Unrelated LA :: Recommended :: Tin Man "Wasteland" 12"


Lately I’ve been fairly reclusive and moderately tired of my record collection. So I was pretty jazzed to find one of the best records I’ve heard all year in a music niche I've neglected over the years: house. Tin Man’s fourth release, “Wasteland,” harkens back to the most barren instances of classic Chicago house tracks, stretching the sound’s murkiest undercurrents into desolate, expansive drones that float beneath rhythmic throbs and deep, anesthetize vocals.

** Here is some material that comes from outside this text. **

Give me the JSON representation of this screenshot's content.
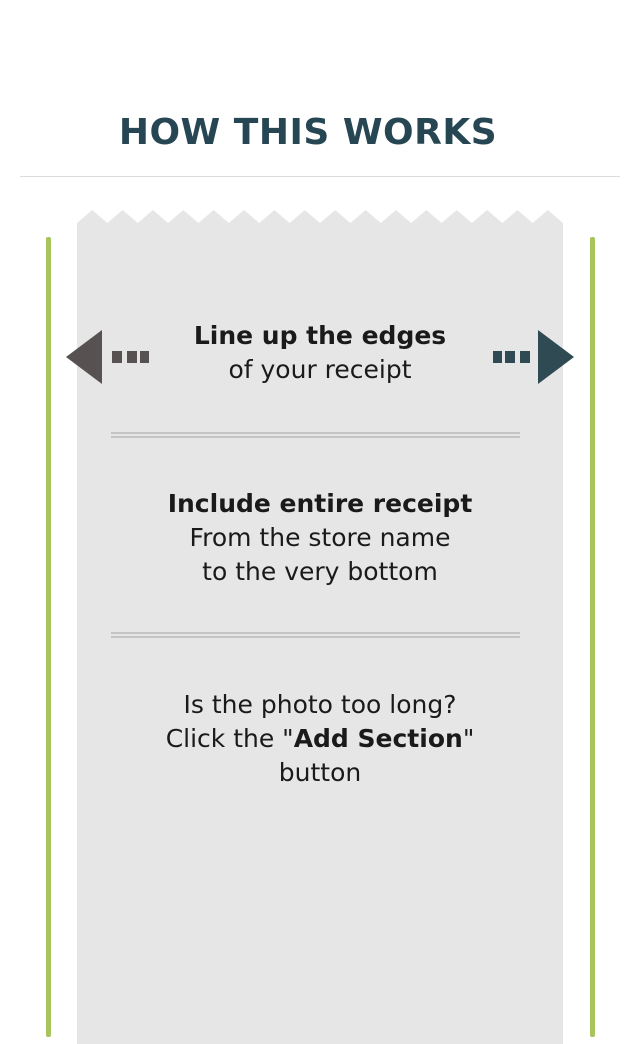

“Wasteland” is a dérive through the streets of a city’s seedy underbelly, lights streaming past while distant, shadowy decay drifts in and out of sight. Even without the dystopian evocations of the title and lyrics, the record’s soundscape signifies a world beyond redemption – cold, indifferent, entropic. The record occupies the same unsettling end times as Scott Walker’s The Drift without reveling in its dissonance or hellishness. The tracks are never convoluted or muddled by over indulgence. It’s textbook - the way creeps like myself hoped Deep house would sound the first time we heard it.

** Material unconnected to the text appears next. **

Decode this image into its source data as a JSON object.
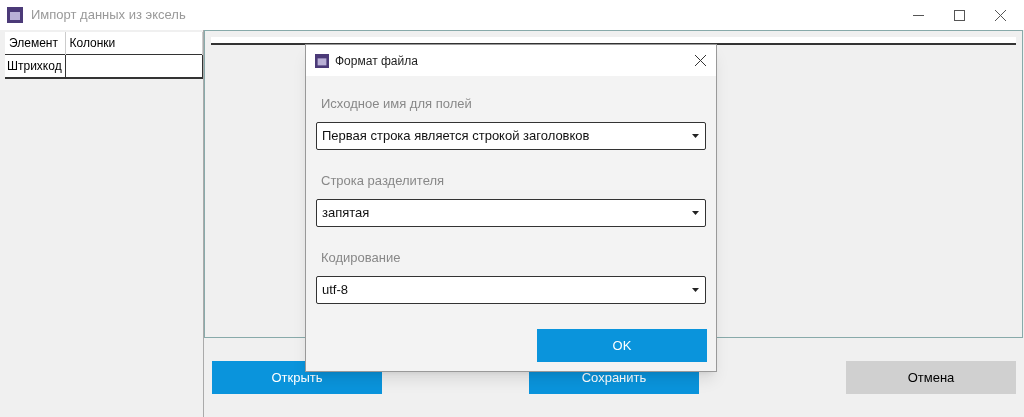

At its core, “Wasteland” is as much a rock and roll record as it is an electronic dirge or subversion of Chicago house. The spectacle, tension and attitude are all present; that’s likely what keeps me coming back for more. Like Kraftwerk’s best records, Tin Man never celebrates or condones the austere world his music evokes. It just is. He’s content there; he gets it. There are still drugs to take, sex to have, and music to dance to.